# 03 Naive Bayes and Sentiment Classification

## 朴素贝叶斯

### 文本分类

文本分类 (classification) 可以用于 判断垃圾邮件、判断一个文本属于哪个领域（食物 / 电影） 等。

最简单的可以用机器学习中的朴素贝叶斯 (naive bayes, NB) 方法进行文本分类。

In [None]:
from typing import List, Union, Optional, Tuple

from tqdm import tqdm
import numpy as np
import pandas as pd

class NaiveBayes:
    def __init__(self,
            data: List[str],
            labels: List[Union[str, int]],
            vocab: Optional[dict] = None,
            smoothk: float = 1.
        ) -> None:
        """
        Naive Bayes classifier for sentiment analysis.

        Parameters
        --------
        data: List[str]
            The dataset.
        labels: List[Union[str, int]]
            The class name of each datum.
        vocab: Optional[dict]
            Prior vocabulary list. If None, use all the vocabulary in the training data.
        smoothk: float
            Bayes smoothing constant.
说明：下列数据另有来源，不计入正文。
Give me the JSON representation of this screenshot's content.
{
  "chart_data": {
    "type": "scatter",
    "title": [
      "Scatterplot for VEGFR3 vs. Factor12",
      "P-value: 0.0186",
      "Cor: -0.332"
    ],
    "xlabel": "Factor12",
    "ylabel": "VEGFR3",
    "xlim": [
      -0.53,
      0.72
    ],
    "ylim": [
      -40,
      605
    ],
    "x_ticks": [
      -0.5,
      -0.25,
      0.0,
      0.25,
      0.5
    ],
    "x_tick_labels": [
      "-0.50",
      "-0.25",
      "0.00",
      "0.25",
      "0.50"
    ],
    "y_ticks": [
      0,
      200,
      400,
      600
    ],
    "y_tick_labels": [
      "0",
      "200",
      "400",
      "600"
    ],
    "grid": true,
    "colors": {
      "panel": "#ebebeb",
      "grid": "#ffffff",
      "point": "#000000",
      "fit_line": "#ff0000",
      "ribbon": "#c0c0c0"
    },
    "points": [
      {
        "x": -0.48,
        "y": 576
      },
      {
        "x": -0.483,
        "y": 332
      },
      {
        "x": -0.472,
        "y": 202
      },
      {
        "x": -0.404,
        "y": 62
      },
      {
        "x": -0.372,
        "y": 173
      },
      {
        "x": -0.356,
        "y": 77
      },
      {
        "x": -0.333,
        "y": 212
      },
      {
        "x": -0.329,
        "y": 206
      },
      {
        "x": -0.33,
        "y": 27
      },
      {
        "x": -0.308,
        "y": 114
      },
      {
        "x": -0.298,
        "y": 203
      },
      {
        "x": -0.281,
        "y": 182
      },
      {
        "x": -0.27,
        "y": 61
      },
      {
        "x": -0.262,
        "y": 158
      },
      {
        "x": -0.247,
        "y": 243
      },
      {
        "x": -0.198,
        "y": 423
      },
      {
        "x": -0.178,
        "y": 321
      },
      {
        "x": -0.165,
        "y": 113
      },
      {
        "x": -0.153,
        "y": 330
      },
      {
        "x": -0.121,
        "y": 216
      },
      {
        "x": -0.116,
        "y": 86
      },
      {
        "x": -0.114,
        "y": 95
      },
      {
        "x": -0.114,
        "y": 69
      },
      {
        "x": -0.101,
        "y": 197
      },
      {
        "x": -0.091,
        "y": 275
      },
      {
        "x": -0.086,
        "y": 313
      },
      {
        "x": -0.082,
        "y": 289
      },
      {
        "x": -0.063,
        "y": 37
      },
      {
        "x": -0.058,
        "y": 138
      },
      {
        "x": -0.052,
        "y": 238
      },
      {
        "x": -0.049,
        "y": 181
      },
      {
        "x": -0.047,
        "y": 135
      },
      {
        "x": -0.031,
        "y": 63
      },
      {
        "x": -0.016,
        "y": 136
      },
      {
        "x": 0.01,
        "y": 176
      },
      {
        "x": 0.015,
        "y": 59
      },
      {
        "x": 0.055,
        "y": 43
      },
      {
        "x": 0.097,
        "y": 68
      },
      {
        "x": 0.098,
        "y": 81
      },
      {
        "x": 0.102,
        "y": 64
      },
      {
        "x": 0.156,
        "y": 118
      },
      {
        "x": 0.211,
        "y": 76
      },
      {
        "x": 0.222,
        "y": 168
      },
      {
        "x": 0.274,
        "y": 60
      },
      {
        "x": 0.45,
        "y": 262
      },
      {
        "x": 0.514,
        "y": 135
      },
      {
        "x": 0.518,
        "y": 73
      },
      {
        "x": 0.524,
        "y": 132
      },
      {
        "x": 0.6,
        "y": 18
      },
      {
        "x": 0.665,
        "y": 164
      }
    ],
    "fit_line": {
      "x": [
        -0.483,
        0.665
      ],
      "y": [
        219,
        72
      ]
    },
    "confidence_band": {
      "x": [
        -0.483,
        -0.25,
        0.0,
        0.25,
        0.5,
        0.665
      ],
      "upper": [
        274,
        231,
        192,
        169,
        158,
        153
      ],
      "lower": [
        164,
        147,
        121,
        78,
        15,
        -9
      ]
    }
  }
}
Defaults to 1 (Laplacian smoothing).
        """
        # map string-like labels to integer indices
        label_names = sorted(list(set(labels)))
        self.label_name2ind = dict((name, ind) for name, ind in zip(label_names, range(len(label_names))))
        self.label_ind2name = dict((ind, name) for name, ind in zip(label_names, range(len(label_names))))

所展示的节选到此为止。